The mineral sands miner's share price has been decimated in recent months in response to the Kenyan government's 35 per cent local equity participation regulation.
Now attorney general Githu Muigai has told Base Resources that its Kwale Mineral Sands Project will not be subject to the law after Base resisted it on the basis that its mining licence was issued before the law existed.
On Friday, the company's shares closed 8.5 cents higher at 33.5 cents.
The company's share price nearly halved from 43 cents when its market capitalisation was $240 million after the government announced the new law in October.
It appears Base Resources has made an enemy in Kenya's environment and resources minister Chirau Ali Mwakwere after he revoked three of its mining licences in other areas in the country.
Base Resources managing director Tim Carstens said he was confident the company would get the licences back, saying he believed Mr Mwakwere had been angered by the miner's actions over the direct equity laws, but lawyers had advised there was no legal basis for the requirements.

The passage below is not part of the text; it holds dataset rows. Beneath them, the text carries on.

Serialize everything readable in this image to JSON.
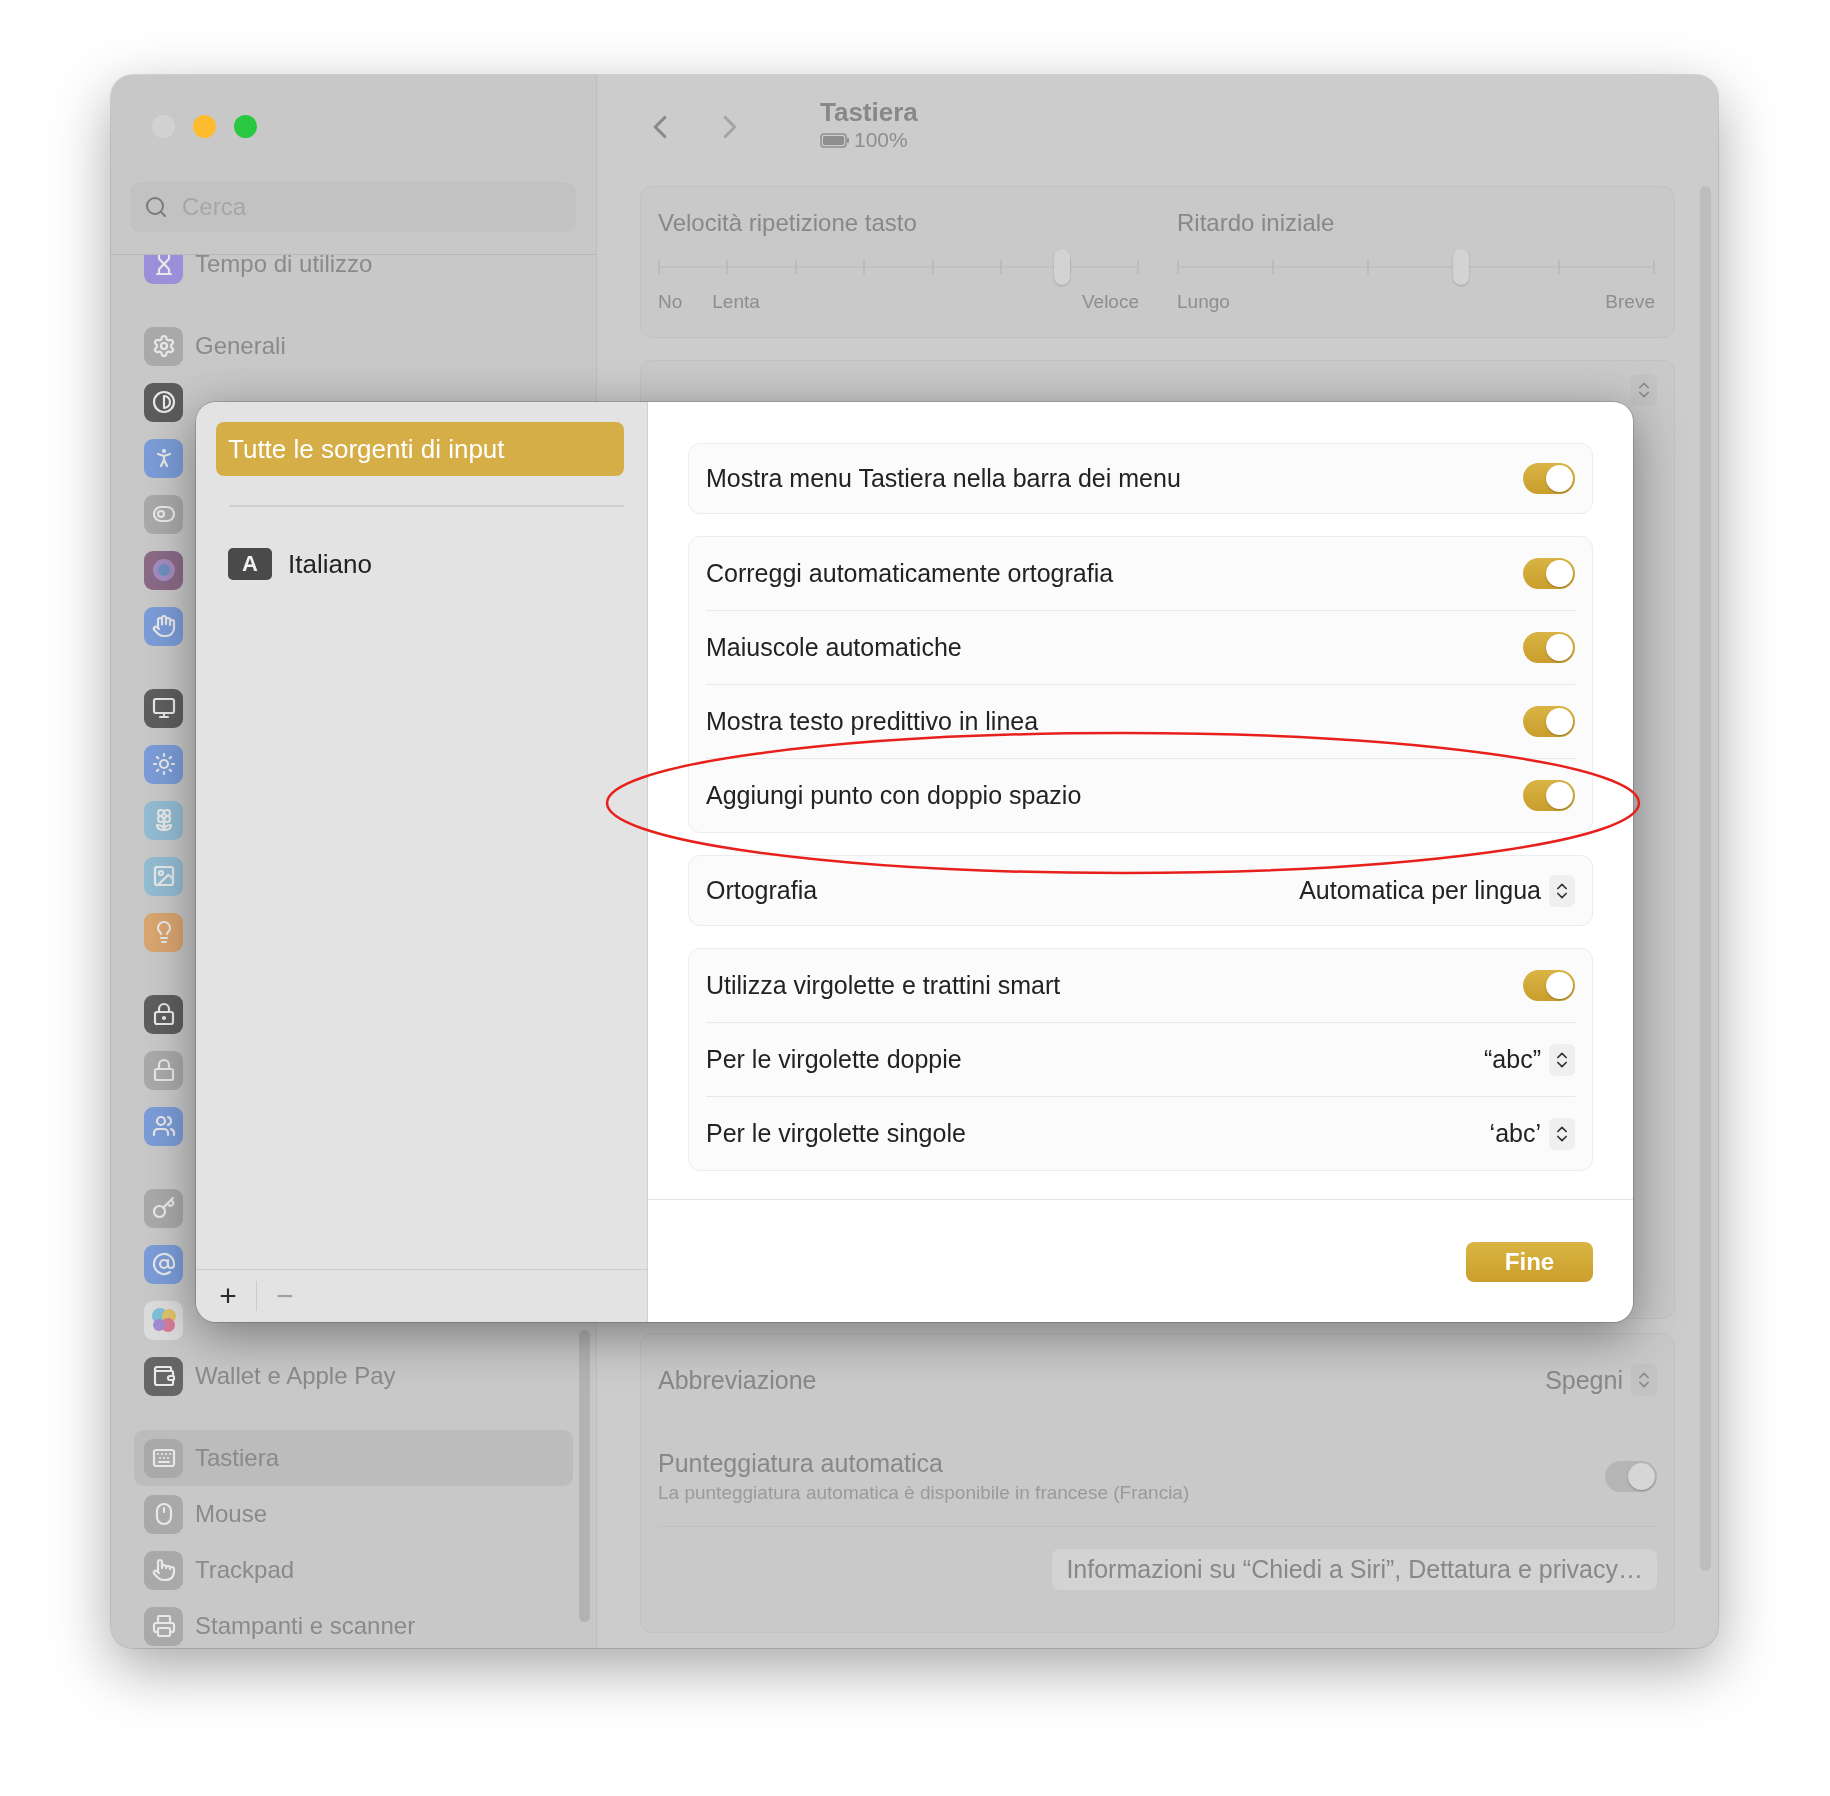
{
  "window": {
    "traffic_lights": [
      {
        "color": "#d2d2d2"
      },
      {
        "color": "#fdbc2e"
      },
      {
        "color": "#29c840"
      }
    ]
  },
  "sidebar": {
    "search": {
      "placeholder": "Cerca"
    },
    "groups": [
      [
        {
          "label": "Tempo di utilizzo",
          "selected": false
        }
      ],
      [
        {
          "label": "Generali",
          "selected": false
        },
        {
          "selected": false
        },
        {
          "selected": false
        },
        {
          "selected": false
        },
        {
          "selected": false
        },
        {
          "selected": false
        }
      ],
      [
        {
          "selected": false
        },
        {
          "selected": false
        },
        {
          "selected": false
        },
        {
          "selected": false
        },
        {
          "selected": false
        }
      ],
      [
        {
          "selected": false
        },
        {
          "selected": false
        },
        {
          "selected": false
        }
      ],
      [
        {
          "selected": false
        },
        {
          "selected": false
        },
        {
          "selected": false
        },
        {
          "label": "Wallet e Apple Pay",
          "selected": false
        }
      ],
      [
        {
          "label": "Tastiera",
          "selected": true
        },
        {
          "label": "Mouse",
          "selected": false
        },
        {
          "label": "Trackpad",
          "selected": false
        },
        {
          "label": "Stampanti e scanner",
          "selected": false
        }
      ]
    ]
  },
  "toolbar": {
    "title": "Tastiera",
    "battery": "100%"
  },
  "key_repeat": {
    "sliders": [
      {
        "title": "Velocità ripetizione tasto",
        "level": 0.84,
        "labels": [
          {
            "text": "No",
            "kind": "left"
          },
          {
            "text": "Lenta",
            "kind": "left"
          },
          {
            "text": "Veloce",
            "kind": "right"
          }
        ]
      },
      {
        "title": "Ritardo iniziale",
        "level": 0.595,
        "labels": [
          {
            "text": "Lungo",
            "kind": "left"
          },
          {
            "text": "Breve",
            "kind": "right"
          }
        ]
      }
    ]
  },
  "lower": {
    "rows": [
      {
        "kind": "popup",
        "label": "Abbreviazione",
        "value": "Spegni"
      },
      {
        "kind": "toggle",
        "label": "Punteggiatura automatica",
        "note": "La punteggiatura automatica è disponibile in francese (Francia)",
        "on": true,
        "disabled": true
      }
    ],
    "button": "Informazioni su “Chiedi a Siri”, Dettatura e privacy…"
  },
  "sheet": {
    "sources": [
      {
        "label": "Tutte le sorgenti di input",
        "selected": true
      },
      {
        "label": "Italiano",
        "badge": "A",
        "selected": false
      }
    ],
    "list_buttons": [
      {
        "label": "+",
        "disabled": false
      },
      {
        "label": "−",
        "disabled": true
      }
    ],
    "groups": [
      [
        {
          "kind": "toggle",
          "label": "Mostra menu Tastiera nella barra dei menu",
          "on": true
        }
      ],
      [
        {
          "kind": "toggle",
          "label": "Correggi automaticamente ortografia",
          "on": true
        },
        {
          "kind": "toggle",
          "label": "Maiuscole automatiche",
          "on": true
        },
        {
          "kind": "toggle",
          "label": "Mostra testo predittivo in linea",
          "on": true
        },
        {
          "kind": "toggle",
          "label": "Aggiungi punto con doppio spazio",
          "on": true
        }
      ],
      [
        {
          "kind": "popup",
          "label": "Ortografia",
          "value": "Automatica per lingua"
        }
      ],
      [
        {
          "kind": "toggle",
          "label": "Utilizza virgolette e trattini smart",
          "on": true
        },
        {
          "kind": "popup",
          "label": "Per le virgolette doppie",
          "value": "“abc”"
        },
        {
          "kind": "popup",
          "label": "Per le virgolette singole",
          "value": "‘abc’"
        }
      ]
    ],
    "done_button": "Fine"
  }
}
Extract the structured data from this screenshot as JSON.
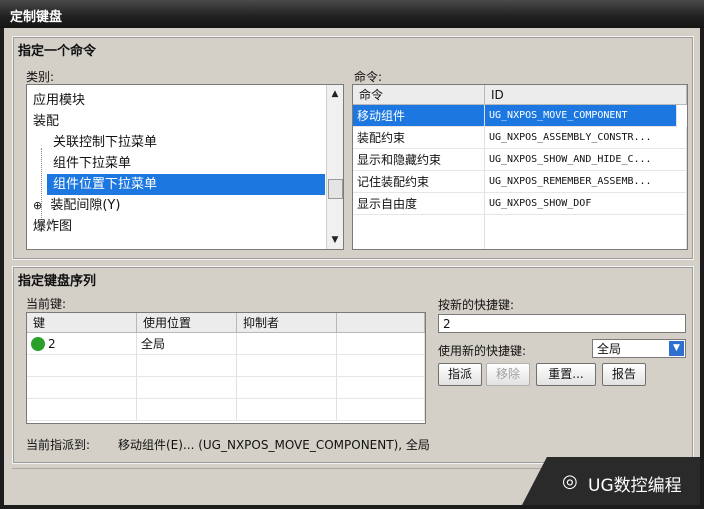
{
  "window": {
    "title": "定制键盘"
  },
  "section1": {
    "title": "指定一个命令",
    "category_label": "类别:",
    "category_items": [
      {
        "label": "应用模块",
        "indent": 0
      },
      {
        "label": "装配",
        "indent": 0
      },
      {
        "label": "关联控制下拉菜单",
        "indent": 1
      },
      {
        "label": "组件下拉菜单",
        "indent": 1
      },
      {
        "label": "组件位置下拉菜单",
        "indent": 1,
        "selected": true
      },
      {
        "label": "装配间隙(Y)",
        "indent": 1,
        "expander": "⊕"
      },
      {
        "label": "爆炸图",
        "indent": 0
      }
    ],
    "command_label": "命令:",
    "command_headers": [
      "命令",
      "ID"
    ],
    "commands": [
      {
        "name": "移动组件",
        "id": "UG_NXPOS_MOVE_COMPONENT",
        "selected": true
      },
      {
        "name": "装配约束",
        "id": "UG_NXPOS_ASSEMBLY_CONSTR..."
      },
      {
        "name": "显示和隐藏约束",
        "id": "UG_NXPOS_SHOW_AND_HIDE_C..."
      },
      {
        "name": "记住装配约束",
        "id": "UG_NXPOS_REMEMBER_ASSEMB..."
      },
      {
        "name": "显示自由度",
        "id": "UG_NXPOS_SHOW_DOF"
      }
    ]
  },
  "section2": {
    "title": "指定键盘序列",
    "current_keys_label": "当前键:",
    "key_headers": [
      "键",
      "使用位置",
      "抑制者"
    ],
    "keys": [
      {
        "key": "2",
        "where": "全局",
        "suppressed_by": ""
      }
    ],
    "new_shortcut_label": "按新的快捷键:",
    "new_shortcut_value": "2",
    "use_new_label": "使用新的快捷键:",
    "use_new_value": "全局",
    "buttons": {
      "assign": "指派",
      "remove": "移除",
      "reset": "重置...",
      "report": "报告"
    },
    "current_assigned_label": "当前指派到:",
    "current_assigned_value": "移动组件(E)...  (UG_NXPOS_MOVE_COMPONENT), 全局"
  },
  "watermark": {
    "text": "UG数控编程"
  },
  "colors": {
    "selection": "#1c78e0",
    "dialog_bg": "#d4d0c8",
    "status_ok": "#2aa02a"
  }
}
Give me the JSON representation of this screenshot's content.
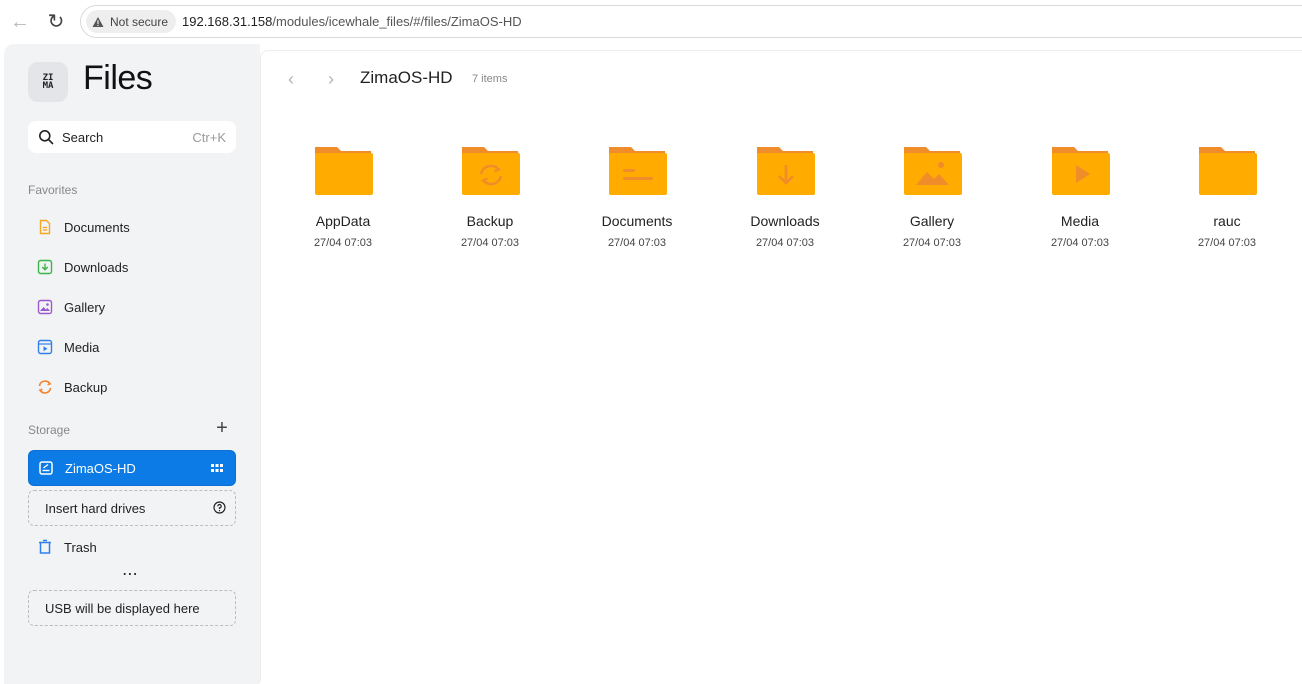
{
  "browser": {
    "security_label": "Not secure",
    "url_host": "192.168.31.158",
    "url_path": "/modules/icewhale_files/#/files/ZimaOS-HD"
  },
  "sidebar": {
    "logo_text_top": "ZI",
    "logo_text_bottom": "MA",
    "app_title": "Files",
    "search": {
      "label": "Search",
      "shortcut": "Ctr+K"
    },
    "favorites_label": "Favorites",
    "favorites": [
      {
        "label": "Documents",
        "icon": "document-icon",
        "color": "#f5a623"
      },
      {
        "label": "Downloads",
        "icon": "download-icon",
        "color": "#3ab54a"
      },
      {
        "label": "Gallery",
        "icon": "gallery-icon",
        "color": "#9b59d0"
      },
      {
        "label": "Media",
        "icon": "media-icon",
        "color": "#2f80ed"
      },
      {
        "label": "Backup",
        "icon": "backup-icon",
        "color": "#f2842e"
      }
    ],
    "storage_label": "Storage",
    "storage_active": {
      "label": "ZimaOS-HD"
    },
    "insert_drives": {
      "label": "Insert hard drives"
    },
    "trash": {
      "label": "Trash"
    },
    "usb_placeholder": {
      "label": "USB will be displayed here"
    }
  },
  "main": {
    "title": "ZimaOS-HD",
    "item_count": "7 items",
    "folders": [
      {
        "name": "AppData",
        "date": "27/04 07:03",
        "emblem": "none"
      },
      {
        "name": "Backup",
        "date": "27/04 07:03",
        "emblem": "sync"
      },
      {
        "name": "Documents",
        "date": "27/04 07:03",
        "emblem": "lines"
      },
      {
        "name": "Downloads",
        "date": "27/04 07:03",
        "emblem": "arrow-down"
      },
      {
        "name": "Gallery",
        "date": "27/04 07:03",
        "emblem": "mountain"
      },
      {
        "name": "Media",
        "date": "27/04 07:03",
        "emblem": "play"
      },
      {
        "name": "rauc",
        "date": "27/04 07:03",
        "emblem": "none"
      }
    ]
  },
  "colors": {
    "accent": "#0c7be5",
    "folder_body": "#ffab00",
    "folder_tab": "#f08c2a"
  }
}
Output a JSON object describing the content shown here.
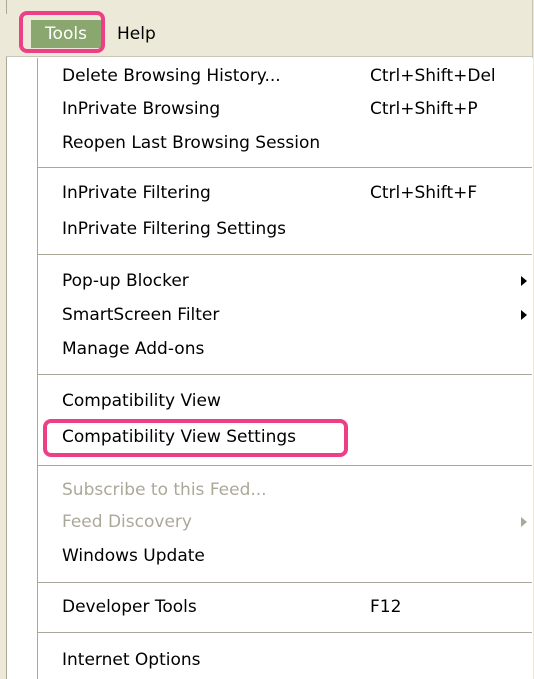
{
  "menubar": {
    "tools_label": "Tools",
    "help_label": "Help"
  },
  "menu": {
    "items": [
      {
        "label": "Delete Browsing History...",
        "shortcut": "Ctrl+Shift+Del"
      },
      {
        "label": "InPrivate Browsing",
        "shortcut": "Ctrl+Shift+P"
      },
      {
        "label": "Reopen Last Browsing Session"
      },
      {
        "label": "InPrivate Filtering",
        "shortcut": "Ctrl+Shift+F"
      },
      {
        "label": "InPrivate Filtering Settings"
      },
      {
        "label": "Pop-up Blocker",
        "submenu": true
      },
      {
        "label": "SmartScreen Filter",
        "submenu": true
      },
      {
        "label": "Manage Add-ons"
      },
      {
        "label": "Compatibility View"
      },
      {
        "label": "Compatibility View Settings",
        "highlighted": true
      },
      {
        "label": "Subscribe to this Feed...",
        "disabled": true
      },
      {
        "label": "Feed Discovery",
        "disabled": true,
        "submenu": true
      },
      {
        "label": "Windows Update"
      },
      {
        "label": "Developer Tools",
        "shortcut": "F12"
      },
      {
        "label": "Internet Options"
      }
    ]
  },
  "colors": {
    "highlight_border": "#ed3f86",
    "tools_active_bg": "#8aa770",
    "disabled_text": "#aca899"
  }
}
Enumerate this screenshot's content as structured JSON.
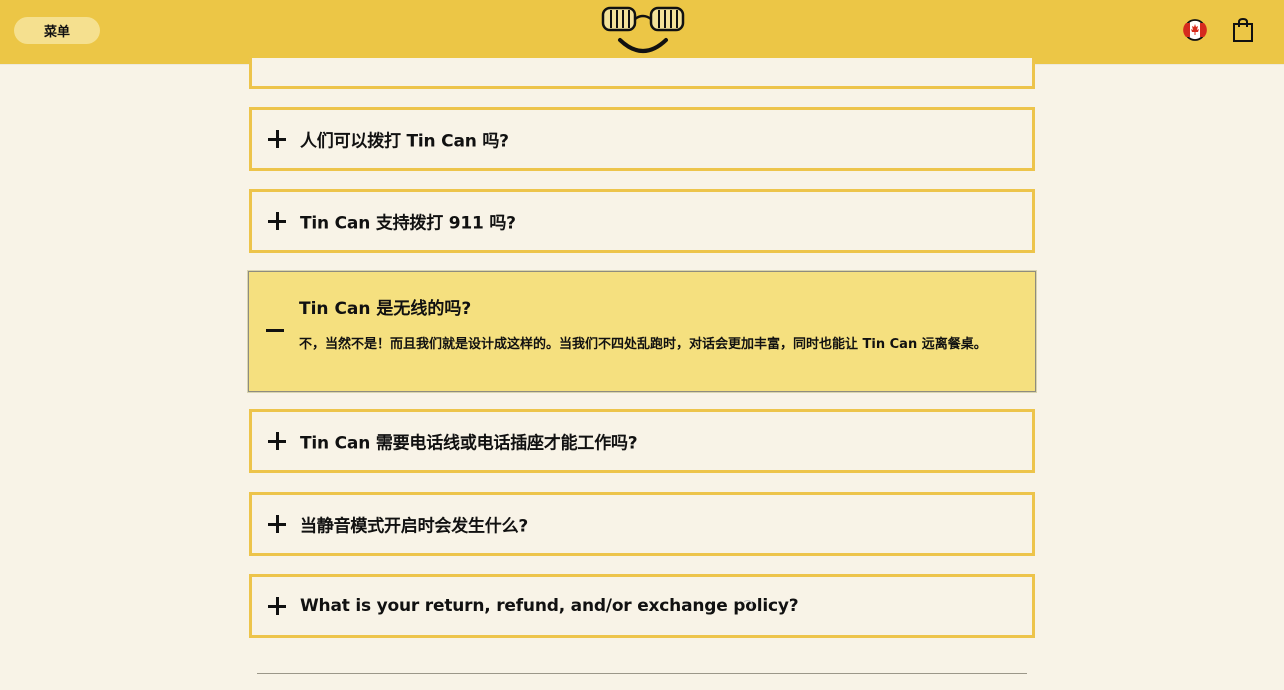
{
  "header": {
    "menu_label": "菜单",
    "flag_icon": "canada-flag-icon",
    "cart_icon": "shopping-bag-icon",
    "brand_color": "#ecc646"
  },
  "faq": {
    "items": [
      {
        "question": "人们可以拨打 Tin Can 吗?",
        "expanded": false
      },
      {
        "question": "Tin Can 支持拨打 911 吗?",
        "expanded": false
      },
      {
        "question": "Tin Can 是无线的吗?",
        "expanded": true,
        "answer": "不，当然不是！而且我们就是设计成这样的。当我们不四处乱跑时，对话会更加丰富，同时也能让 Tin Can 远离餐桌。"
      },
      {
        "question": "Tin Can 需要电话线或电话插座才能工作吗?",
        "expanded": false
      },
      {
        "question": "当静音模式开启时会发生什么?",
        "expanded": false
      },
      {
        "question": "What is your return, refund, and/or exchange policy?",
        "expanded": false
      }
    ]
  },
  "colors": {
    "page_bg": "#f8f3e7",
    "border": "#edc44b",
    "expanded_bg": "#f5e07f"
  }
}
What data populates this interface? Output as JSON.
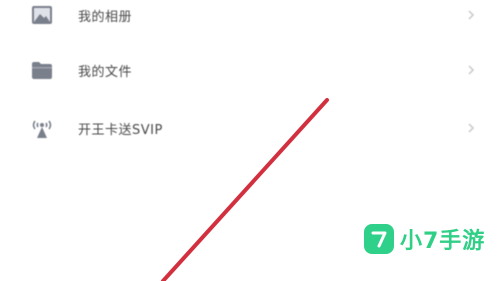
{
  "menu": {
    "items": [
      {
        "label": "我的相册",
        "icon": "photo-album-icon"
      },
      {
        "label": "我的文件",
        "icon": "folder-icon"
      },
      {
        "label": "开王卡送SVIP",
        "icon": "signal-tower-icon"
      }
    ]
  },
  "watermark": {
    "text": "小7手游",
    "logo_glyph": "7",
    "color": "#2fd08a"
  },
  "overlay": {
    "slash_color": "#d2303f"
  }
}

Resources nationalism - whether direct equity or higher, mining taxes - is being increasingly pursued by governments globally, including in Africa, as tension rises with mining companies opposed to restrictions on their earnings.
Mr Carstens said while he supported the government's desire to use mining to drag its economy out of poverty, he thought the environment minister was getting ahead of the debate.
Kenya did not currently have a mining industry or a history of one and there wasn't the money or appetite there to sell 35 per cent of the project to local investors, he said.
"There simply isn't $150 million in Kenya to put into it, it would be completely impossible to implement and would benefit the privileged few which I am not prepared to participate in," he told AAP.
Mr Carstens said he wanted more Kenyan investors on the company's registry and would be conducting a roadshow there next month, but it would take more time to deepen its capital pools and understanding of mining.
He described resources nationalism as a problem and due to a perception that the industry was making super profits, which he said was not occurring most years.
"The debate is valuable: how do you balance the dual needs of enticing foreign investment in a nascent industry where you don't have expertise to develop it yourself and balance it against making sure the Kenyan people get maximum benefit from exploitation of their minerals," he said.
The $300 million project is due to make its first bulk shipments in November.
The company says the project is still robust, despite heavy falls in prices for mineral sands, which are used variously in ceramic tiles and to make titanium dioxide for pigments for paints, plastics and paper.